Samuel remained in pediatric ICU for two more weeks. The nurses began calling him their Miracle Baby.

​In the bed across the room, Frankie lay in a coma. One day Ginny came across his grandmother weeping, begging God just to let Frankie open his eyes. Ginny prayed with her. Frankie opened his eyes.

​A few days later, Ginny stood beside Frankie’s bed. The truck had crushed Frankie’s left brain, leaving his right side completely paralyzed. Ginny laid one hand on his right leg and one on his right arm, praying for God to touch him. She was startled when Frankie’s leg and arm shot up. His right leg and arm. Had she prayed with faith that God would do that? No. She’d prayed with faith in God. In Him, no matter what He chose to do. Over the thirty plus years during which I’ve followed the Lord, I’ve found the prayer of relinquishment one of the most powerful. “God, You are. Because You are, I trust You.”

​Months later,  Frankie walked up the aisle of Christ United Methodist Church in Chestertown, Maryland, to give his testimony to God’s miracle power.

​There was another child was in the ICU. The three-year-old daughter of a Methodist minister had been trapped in her car seat when her mother had driven off a bridge into an icy stream in PA. Ginny told the father about Samuel and about Frankie. The father just stared at her and said his daughter would never recover. She didn’t.

​Samuel has now graduated from college. We don’t know why God did what He did. Why he spared Samuel. Maybe it was just for Frankie. Maybe Samuel will touch other lives. His story has given many hope. When I face obstacles, I remind myself of the God I serve. Thirty some years ago when I faced the choice of believing or not, when I first began to investigate the reality of God, I knew I could only believe in a Red-Sea-parting God. One who never changed. Who still worked miracles today. Otherwise, why bother?

He has never disappointed me. God is. His grace is marvelous. If He chooses to take us home or to leave us here, He is to be glorified. If He allows me to walk through hard times or lifts me out of them, He is to be glorified.

​There was nothing special or anointed about Ginny or Dee or me or Jim Siemens. When Samuel came home from Baltimore, his pediatrician tested his motor and mental skills. Samuel passed with flying colors. Television broadcasters interviewed Dee, Ginny, and me. Dee, Jim, and I were honored for saving Samuel’s life, both in Chestertown and statewide at an Emergency Medical Services banquet. At each instance, we followed Joseph’s example in Genesis 41:16: “It’s not in me; God will give Pharaoh a favorable answer.”

​It wasn’t us. God did it all.

​But I believe we were positioned to hear God and to trust Him.

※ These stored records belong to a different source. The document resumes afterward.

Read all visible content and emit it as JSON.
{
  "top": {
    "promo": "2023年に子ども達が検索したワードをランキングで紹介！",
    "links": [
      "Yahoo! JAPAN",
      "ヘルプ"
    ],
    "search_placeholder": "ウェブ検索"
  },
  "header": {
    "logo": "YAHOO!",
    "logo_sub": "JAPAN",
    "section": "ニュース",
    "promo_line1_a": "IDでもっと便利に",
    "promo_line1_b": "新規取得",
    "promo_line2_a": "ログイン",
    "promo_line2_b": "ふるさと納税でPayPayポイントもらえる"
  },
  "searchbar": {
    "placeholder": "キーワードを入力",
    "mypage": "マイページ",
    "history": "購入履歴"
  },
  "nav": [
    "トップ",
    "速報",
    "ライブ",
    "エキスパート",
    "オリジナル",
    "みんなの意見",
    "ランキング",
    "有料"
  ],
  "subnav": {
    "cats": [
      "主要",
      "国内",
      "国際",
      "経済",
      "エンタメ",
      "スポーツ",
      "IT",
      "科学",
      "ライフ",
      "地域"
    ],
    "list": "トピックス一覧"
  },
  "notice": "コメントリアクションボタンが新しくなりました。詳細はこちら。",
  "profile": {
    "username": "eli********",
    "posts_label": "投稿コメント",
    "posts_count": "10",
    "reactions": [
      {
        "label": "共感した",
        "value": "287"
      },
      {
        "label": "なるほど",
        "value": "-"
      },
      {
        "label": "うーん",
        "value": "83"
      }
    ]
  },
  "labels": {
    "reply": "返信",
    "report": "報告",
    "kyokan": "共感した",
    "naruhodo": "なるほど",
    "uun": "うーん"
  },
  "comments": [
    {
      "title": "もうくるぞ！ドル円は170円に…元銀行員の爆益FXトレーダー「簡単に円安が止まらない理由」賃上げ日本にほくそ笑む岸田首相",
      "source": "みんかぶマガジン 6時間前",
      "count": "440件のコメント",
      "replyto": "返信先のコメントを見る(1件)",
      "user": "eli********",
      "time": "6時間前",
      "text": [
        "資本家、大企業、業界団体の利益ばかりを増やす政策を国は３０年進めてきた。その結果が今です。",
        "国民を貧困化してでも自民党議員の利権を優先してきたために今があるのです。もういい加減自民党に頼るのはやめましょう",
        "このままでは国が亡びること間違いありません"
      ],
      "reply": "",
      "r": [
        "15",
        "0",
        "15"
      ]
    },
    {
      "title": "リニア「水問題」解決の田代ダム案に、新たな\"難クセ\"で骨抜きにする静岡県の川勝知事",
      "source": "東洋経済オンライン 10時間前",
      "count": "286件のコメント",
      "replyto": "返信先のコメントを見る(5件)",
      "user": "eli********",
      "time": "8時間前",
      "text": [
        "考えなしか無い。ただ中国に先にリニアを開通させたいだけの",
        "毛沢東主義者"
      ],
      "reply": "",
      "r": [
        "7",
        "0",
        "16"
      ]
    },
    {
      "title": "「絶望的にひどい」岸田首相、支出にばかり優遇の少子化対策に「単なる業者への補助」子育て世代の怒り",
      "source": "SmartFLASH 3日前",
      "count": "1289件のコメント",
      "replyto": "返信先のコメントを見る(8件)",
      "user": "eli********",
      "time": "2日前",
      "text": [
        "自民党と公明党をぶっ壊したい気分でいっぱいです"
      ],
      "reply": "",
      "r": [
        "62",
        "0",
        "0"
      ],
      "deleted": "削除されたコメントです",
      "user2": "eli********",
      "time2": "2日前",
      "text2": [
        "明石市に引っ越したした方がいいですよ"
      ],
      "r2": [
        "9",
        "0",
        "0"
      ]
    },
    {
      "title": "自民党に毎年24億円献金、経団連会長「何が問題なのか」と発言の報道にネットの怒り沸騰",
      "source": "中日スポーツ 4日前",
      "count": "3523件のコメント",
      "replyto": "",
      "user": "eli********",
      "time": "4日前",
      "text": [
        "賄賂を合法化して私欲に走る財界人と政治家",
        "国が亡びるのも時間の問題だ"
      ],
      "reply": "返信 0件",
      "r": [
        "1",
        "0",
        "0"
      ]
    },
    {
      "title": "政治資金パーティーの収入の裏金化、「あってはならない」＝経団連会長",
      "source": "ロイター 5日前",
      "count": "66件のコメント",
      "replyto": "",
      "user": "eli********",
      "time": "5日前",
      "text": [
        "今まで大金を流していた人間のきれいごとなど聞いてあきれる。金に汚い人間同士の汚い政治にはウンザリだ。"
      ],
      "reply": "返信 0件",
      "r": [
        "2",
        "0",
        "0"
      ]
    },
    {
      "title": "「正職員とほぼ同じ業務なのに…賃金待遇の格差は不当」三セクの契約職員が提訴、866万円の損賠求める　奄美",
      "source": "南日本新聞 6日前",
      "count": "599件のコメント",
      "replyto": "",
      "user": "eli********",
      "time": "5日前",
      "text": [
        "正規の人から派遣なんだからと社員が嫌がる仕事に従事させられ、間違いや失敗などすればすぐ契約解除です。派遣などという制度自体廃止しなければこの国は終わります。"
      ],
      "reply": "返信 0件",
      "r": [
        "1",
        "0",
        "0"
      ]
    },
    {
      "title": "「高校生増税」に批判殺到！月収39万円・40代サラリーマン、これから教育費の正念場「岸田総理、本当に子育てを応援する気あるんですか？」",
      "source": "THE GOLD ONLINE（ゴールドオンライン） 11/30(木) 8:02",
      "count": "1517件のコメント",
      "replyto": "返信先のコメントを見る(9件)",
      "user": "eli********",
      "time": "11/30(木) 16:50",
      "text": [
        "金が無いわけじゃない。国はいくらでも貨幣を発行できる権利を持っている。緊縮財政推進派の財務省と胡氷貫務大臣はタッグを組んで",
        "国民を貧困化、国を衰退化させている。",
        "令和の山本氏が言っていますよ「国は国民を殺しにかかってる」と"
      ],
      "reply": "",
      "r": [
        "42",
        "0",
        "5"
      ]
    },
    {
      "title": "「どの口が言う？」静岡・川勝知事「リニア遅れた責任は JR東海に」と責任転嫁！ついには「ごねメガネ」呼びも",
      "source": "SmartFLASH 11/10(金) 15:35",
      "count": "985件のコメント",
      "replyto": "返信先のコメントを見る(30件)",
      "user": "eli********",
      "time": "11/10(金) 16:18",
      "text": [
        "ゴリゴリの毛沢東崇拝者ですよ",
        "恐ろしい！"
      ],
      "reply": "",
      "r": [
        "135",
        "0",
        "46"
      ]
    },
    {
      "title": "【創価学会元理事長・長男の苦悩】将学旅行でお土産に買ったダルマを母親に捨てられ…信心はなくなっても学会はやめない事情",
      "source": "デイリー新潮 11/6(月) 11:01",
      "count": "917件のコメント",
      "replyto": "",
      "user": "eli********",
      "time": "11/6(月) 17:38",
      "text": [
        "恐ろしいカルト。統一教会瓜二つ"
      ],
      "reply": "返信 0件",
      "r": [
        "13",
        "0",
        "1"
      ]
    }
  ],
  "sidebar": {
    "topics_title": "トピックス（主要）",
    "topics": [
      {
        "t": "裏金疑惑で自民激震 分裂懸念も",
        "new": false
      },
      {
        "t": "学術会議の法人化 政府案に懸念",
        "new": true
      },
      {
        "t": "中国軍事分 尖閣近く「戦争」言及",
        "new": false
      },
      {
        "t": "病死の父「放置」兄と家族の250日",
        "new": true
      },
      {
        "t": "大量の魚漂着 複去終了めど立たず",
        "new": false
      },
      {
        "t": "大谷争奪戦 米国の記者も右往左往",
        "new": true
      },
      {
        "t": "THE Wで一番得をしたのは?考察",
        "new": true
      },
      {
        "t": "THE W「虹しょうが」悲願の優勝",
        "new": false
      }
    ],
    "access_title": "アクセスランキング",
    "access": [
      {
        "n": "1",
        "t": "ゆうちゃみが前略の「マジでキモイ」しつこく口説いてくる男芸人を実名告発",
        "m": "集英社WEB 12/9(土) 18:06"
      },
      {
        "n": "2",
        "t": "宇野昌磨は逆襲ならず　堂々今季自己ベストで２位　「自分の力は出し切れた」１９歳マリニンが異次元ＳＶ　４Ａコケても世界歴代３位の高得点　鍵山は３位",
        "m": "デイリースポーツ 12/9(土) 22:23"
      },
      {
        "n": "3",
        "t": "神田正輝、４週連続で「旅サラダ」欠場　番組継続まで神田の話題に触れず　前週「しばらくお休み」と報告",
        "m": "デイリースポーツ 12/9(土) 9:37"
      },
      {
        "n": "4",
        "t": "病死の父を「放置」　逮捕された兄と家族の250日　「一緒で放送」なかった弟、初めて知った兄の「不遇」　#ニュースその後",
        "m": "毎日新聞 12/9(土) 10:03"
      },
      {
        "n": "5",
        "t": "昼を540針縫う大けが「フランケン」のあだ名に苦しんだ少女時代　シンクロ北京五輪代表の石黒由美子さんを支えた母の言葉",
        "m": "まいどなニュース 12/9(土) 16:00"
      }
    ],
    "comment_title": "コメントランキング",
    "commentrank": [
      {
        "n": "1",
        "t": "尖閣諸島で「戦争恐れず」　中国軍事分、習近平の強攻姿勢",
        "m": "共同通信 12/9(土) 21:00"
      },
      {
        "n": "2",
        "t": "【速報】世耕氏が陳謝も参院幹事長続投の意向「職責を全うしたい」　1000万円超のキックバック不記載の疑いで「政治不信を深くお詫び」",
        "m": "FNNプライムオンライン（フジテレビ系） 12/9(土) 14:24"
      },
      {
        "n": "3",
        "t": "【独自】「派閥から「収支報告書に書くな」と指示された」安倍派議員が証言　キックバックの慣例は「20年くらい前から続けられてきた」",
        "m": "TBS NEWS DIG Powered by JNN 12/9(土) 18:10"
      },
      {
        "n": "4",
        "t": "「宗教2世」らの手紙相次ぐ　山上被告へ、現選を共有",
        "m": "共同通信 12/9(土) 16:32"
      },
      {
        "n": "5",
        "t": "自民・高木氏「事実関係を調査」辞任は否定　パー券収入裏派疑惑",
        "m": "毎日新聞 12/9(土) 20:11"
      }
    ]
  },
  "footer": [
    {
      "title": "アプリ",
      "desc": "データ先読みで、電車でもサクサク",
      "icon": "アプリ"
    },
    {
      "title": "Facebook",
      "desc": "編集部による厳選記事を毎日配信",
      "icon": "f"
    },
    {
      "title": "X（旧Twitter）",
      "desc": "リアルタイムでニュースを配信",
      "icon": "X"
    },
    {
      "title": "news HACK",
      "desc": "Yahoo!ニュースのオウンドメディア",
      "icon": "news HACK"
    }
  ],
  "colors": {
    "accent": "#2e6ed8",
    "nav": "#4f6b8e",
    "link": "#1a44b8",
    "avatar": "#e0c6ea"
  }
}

​We loved Him and His Word. I’d been cleaving desperately to Him in a very uncomfortable marriage, learning of Him on my own, hungry for closeness to Him. We were doing what our hands found to do and doing it with all our might  (Eccl. 9:10). We actively sought God in everything. We tried to walk humbly before Him.

​We were the most human of women, very imperfect vessels. Ginny was the only one of us who’d known God since childhood. I had all sorts of issues that God hadn’t yet worked out in me. Dee was new to this whole faith thing, but was a wonderful Martha. And that morning, Ginny had been angry at her children and at her husband, which is why she’d come to us. We loved her and we loved each other.

​The scene was set. And God stepped into our human world and changed each of us forever.

Copyright NWF 2002. All rights reserved.

Samuel’s Story (Update 2019. I understand that Samuel’s mother, Ginny Teitt, will soon be writing a book about this miracle. I’ll keep you posted, because her perspective will be much more intimate. After all, she’s his mama, and this was her baby God touched.)